Утром 5 сентября 1860 года король выехал из своего дворца в Неаполе в открытой коляске в сопровождении королевы и двух придворных. Когда коляска доехала до улицы Кьяйя, ей из-за скопления в этом месте телег и экипажей пришлось остановиться у аптеки, на вывеске которой были изображены золотые лилии. Приставленная к вывеске лестница загораживала путь. Взобравшись на эту лестницу, несколько рабочих сдирали с вывески лилии. Король заметил это и движением руки указал королеве на трусливую предосторожность аптекаря, который раньше ходатайствовал о чести украсить свое заведение королевской эмблемой.

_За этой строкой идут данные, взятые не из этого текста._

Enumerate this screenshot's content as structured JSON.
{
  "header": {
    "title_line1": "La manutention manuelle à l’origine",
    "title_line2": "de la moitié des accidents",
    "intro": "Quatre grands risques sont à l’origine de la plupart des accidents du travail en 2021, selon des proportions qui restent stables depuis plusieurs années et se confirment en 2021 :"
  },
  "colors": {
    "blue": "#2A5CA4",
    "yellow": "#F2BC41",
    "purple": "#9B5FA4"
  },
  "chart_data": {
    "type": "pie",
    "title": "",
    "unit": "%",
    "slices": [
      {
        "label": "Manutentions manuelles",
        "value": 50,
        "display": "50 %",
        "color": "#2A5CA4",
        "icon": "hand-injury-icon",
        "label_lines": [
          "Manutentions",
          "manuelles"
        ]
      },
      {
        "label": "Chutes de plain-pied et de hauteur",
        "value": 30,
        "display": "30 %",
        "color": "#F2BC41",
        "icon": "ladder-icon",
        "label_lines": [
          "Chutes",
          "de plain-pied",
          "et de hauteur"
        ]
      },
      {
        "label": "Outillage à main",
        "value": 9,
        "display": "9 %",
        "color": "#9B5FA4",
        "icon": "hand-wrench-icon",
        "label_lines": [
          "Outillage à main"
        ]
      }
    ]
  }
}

Маркиз д'Аулетта как раз проходил мимо. Охваченный яростью и возмущением, он ворвался в аптеку, схватил подлого труса за ворот пиджака, показал ему короля, сидевшего в коляске, потом плюнул ему в лицо и, высоко подняв одну из сорванных с вывески лилий, закричал посреди густой толпы народа: "Да здравствует король!"

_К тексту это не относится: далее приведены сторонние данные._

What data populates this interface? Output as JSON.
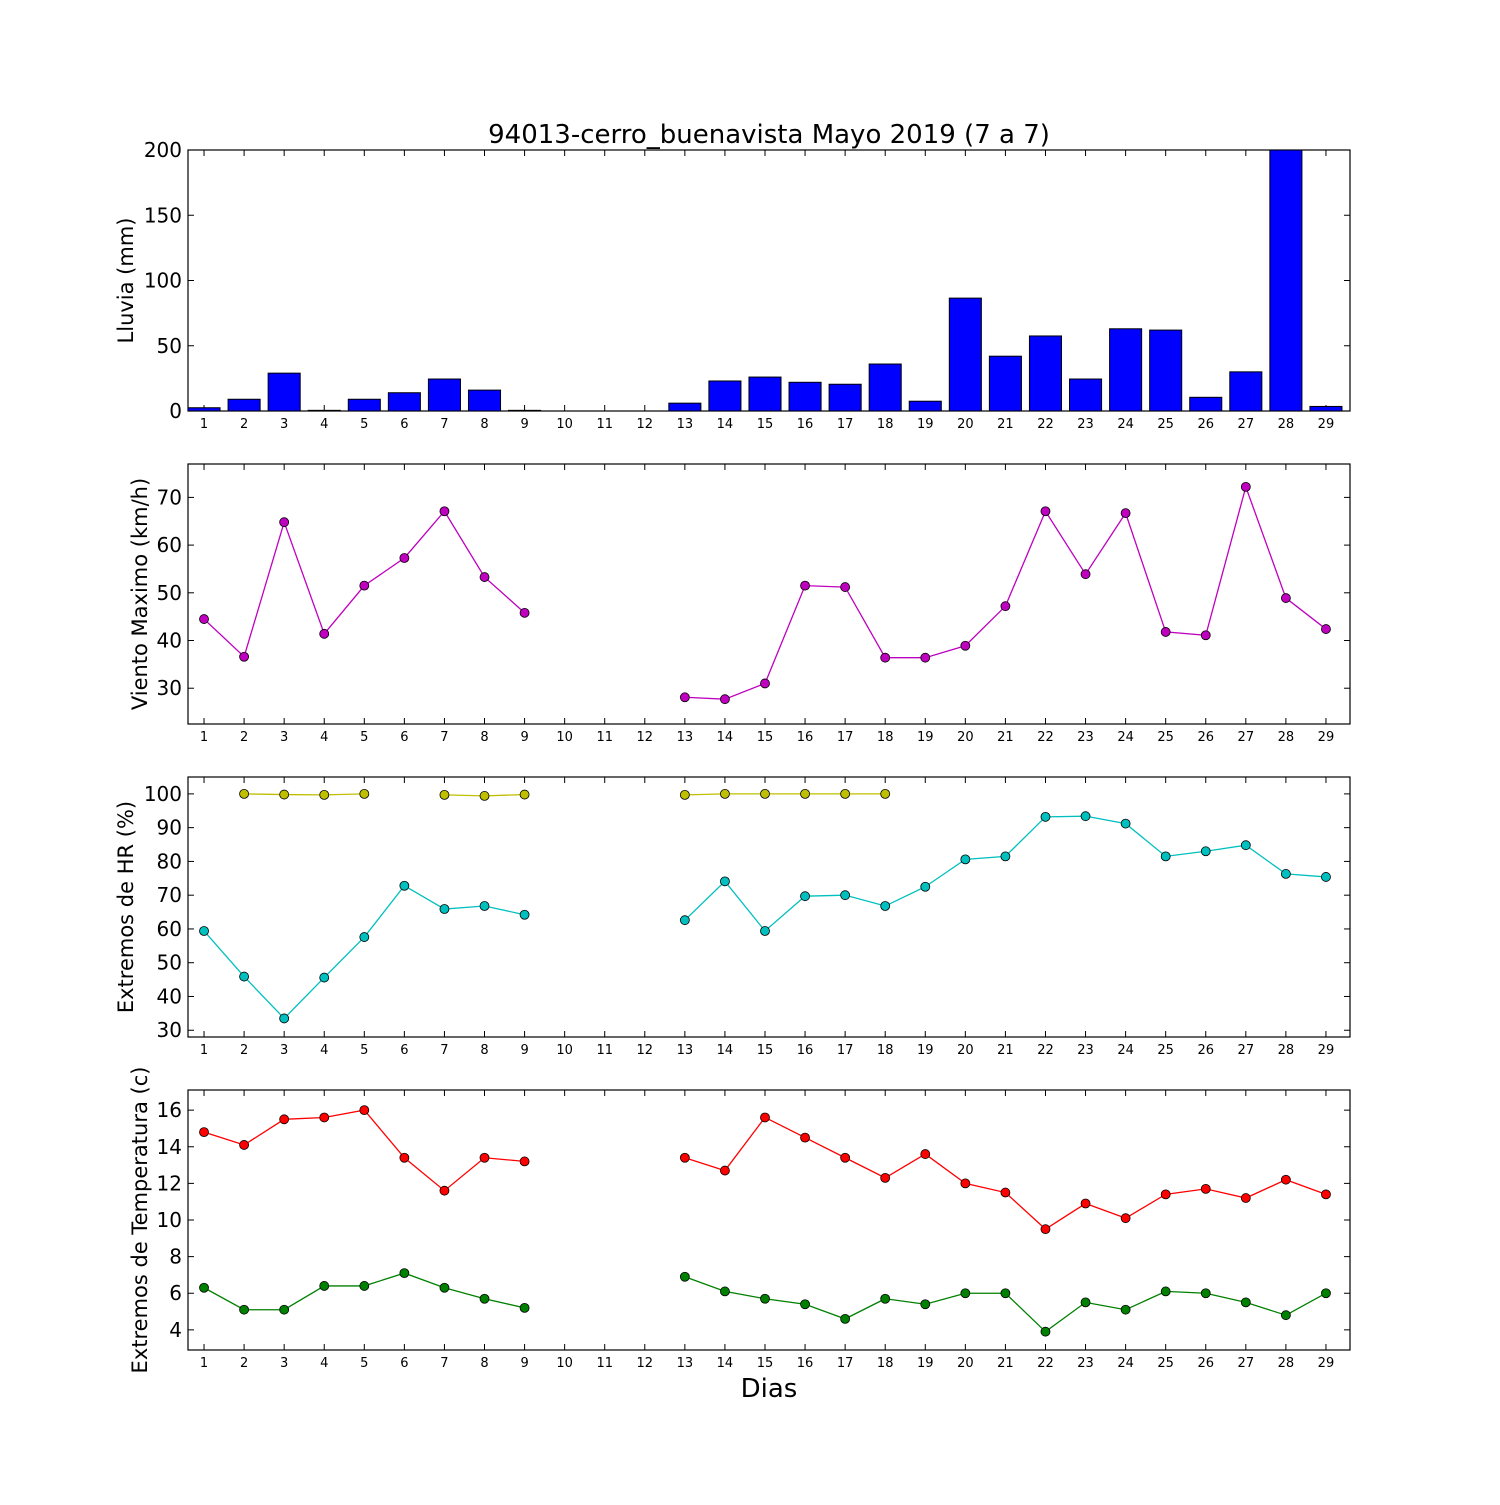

Теперь эта деревянная лилия напоминала маркизу здесь, в гостиной, то печальное сентябрьское утро и один из последних выездов его короля на улицы Неаполя. И он гордился ею не меньше, чем своим золотым камергерским ключом, знаками ордена Святого Януария и многими другими орденами и наградами, выставленными напоказ в этой гостиной под двумя большими портретами маслом – короля Фердинанда и короля Франциска II.
Вскоре после этого, приводя в исполнение свои грустный замысел, я оставил маркиза в обществе синьора Палеари и Папиано и подсел к Пепите.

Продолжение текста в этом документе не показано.